En efecto, pues enfilaban ya una larga curva flanqueada de árboles, pavimento de adoquines y reja de hierro a ambos lados poblada de enredaderas, y de repente apareció el caserón victoriano, Temple Hill, por detrás de un muro de sauces y robles de Virginia con colgaduras de musgo español.

Aparcados a cada lado de la verja un todoterreno rojo y negro de Armed Response y un coche patrulla gris metálico de la policía local, dos personas de uniforme apoyadas, juntas, en el capó del vehículo policial, un negro joven y calvo con la compleja indumentaria roja y blanca de Armed Response y una mujer algo mayor, blanca, de mejillas coloradas, melena pelirroja y relucientes galones de sargento en su uniforme azul oscuro.

Ambos miraron cómo se acercaban Nick y Beau en el Crown Vic. Al otro lado de la calle se había congregado una pequeña muchedumbre de residentes en The Chase, la mayoría gente de edad pero también algunas parejas jóvenes. Todos ellos con la mirada ávida y ligeramente vidriosa típica del ciudadano cuando ve aparecer a la policía.
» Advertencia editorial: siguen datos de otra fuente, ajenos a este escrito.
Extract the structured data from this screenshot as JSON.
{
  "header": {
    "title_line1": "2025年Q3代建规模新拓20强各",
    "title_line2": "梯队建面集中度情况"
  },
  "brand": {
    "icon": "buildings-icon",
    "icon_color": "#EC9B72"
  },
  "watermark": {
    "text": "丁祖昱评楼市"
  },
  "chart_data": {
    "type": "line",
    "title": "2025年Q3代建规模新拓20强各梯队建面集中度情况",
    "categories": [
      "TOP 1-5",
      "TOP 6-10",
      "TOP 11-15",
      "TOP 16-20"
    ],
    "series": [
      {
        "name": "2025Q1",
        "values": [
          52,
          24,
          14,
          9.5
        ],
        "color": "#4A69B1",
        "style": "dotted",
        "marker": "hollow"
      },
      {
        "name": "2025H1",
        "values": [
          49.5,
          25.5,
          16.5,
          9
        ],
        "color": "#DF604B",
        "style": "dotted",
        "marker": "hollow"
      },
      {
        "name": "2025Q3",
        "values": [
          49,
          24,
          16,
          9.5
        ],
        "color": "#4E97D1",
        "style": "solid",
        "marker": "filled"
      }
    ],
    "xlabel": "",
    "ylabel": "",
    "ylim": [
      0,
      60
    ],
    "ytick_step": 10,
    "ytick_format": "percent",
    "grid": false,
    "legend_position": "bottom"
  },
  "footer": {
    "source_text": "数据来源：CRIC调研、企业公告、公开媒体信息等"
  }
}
La sargento se apartó del coche y fue hacia el lado donde estaba Nick. Sonrió al reconocerle.

—Nick, tú por aquí. ¿Te encargas de esto?

—Así es, Mavis. Vaya, hoy estás muy guapa.

La sargento puso los ojos en blanco. Tenía unos brazos robustos, las espaldas anchas y un cuerpo compacto, y su aspecto era el del típico sargento: frío, afable, sereno, mejor no tocarle las narices.

¿«Muy guapa»? Seguramente no.

Nick devolvió la sonrisa a Mavis Crossfire, sargento del Departamento de Policía de Niceville, y le presentó a Beau Norlett.

Beau le tendió una mano, que ella aceptó y sacudió con fuerza, y Beau consiguió recuperarla antes de que se la machacara.

—Bueno, Nick, ¿y por qué tú? —preguntó la sargento—. ¿Esto no es un caso para Desaparecidos?

—Eso creo yo, Mavis. Pero Tig siente debilidad por Delia Cotton y ha querido que me encargara personalmente del caso.

—Parece que en esta ciudad desaparece mucha gente, ¿no crees, Nick?

—Desde luego. El alcalde Little Rock piensa lo mismo. Al final ha cundido la alarma (si la gente desaparece, se queda sin votantes), y ahora no para de darle la paliza a Boonie Hackendorff. Boonie tiene a un montón de gente revisando los casos de los últimos noventa años, buscando alguna pauta.

—¿Noventa años, dices?

—Sí. Todos los expedientes. En total, ciento sesenta y dos desaparecidos.

—Uf, pues que les vaya bien —dijo Mavis—. Me preguntaba cuándo se decidiría Little Rock a hacer algo al respecto. No me digas que no es raro, que pase tantas veces en una ciudad pequeña como Niceville.

Se enderezó para llamar al joven negro de Armed Response.

—Ven, Dale, que te presento a un auténtico héroe de guerra.

Nick torció el gesto pero sobrepuso una sonrisa cuando el joven se aproximó y le tendió la mano.

—Encantado de conocerle, inspector Kavanaugh. Soy Dale Jonquil.

Pronunció su nombre muy serio, a sabiendas de que mucha gente que sabía lo que era un junquillo no perdía la oportunidad de hacer algún comentario burlón al respecto.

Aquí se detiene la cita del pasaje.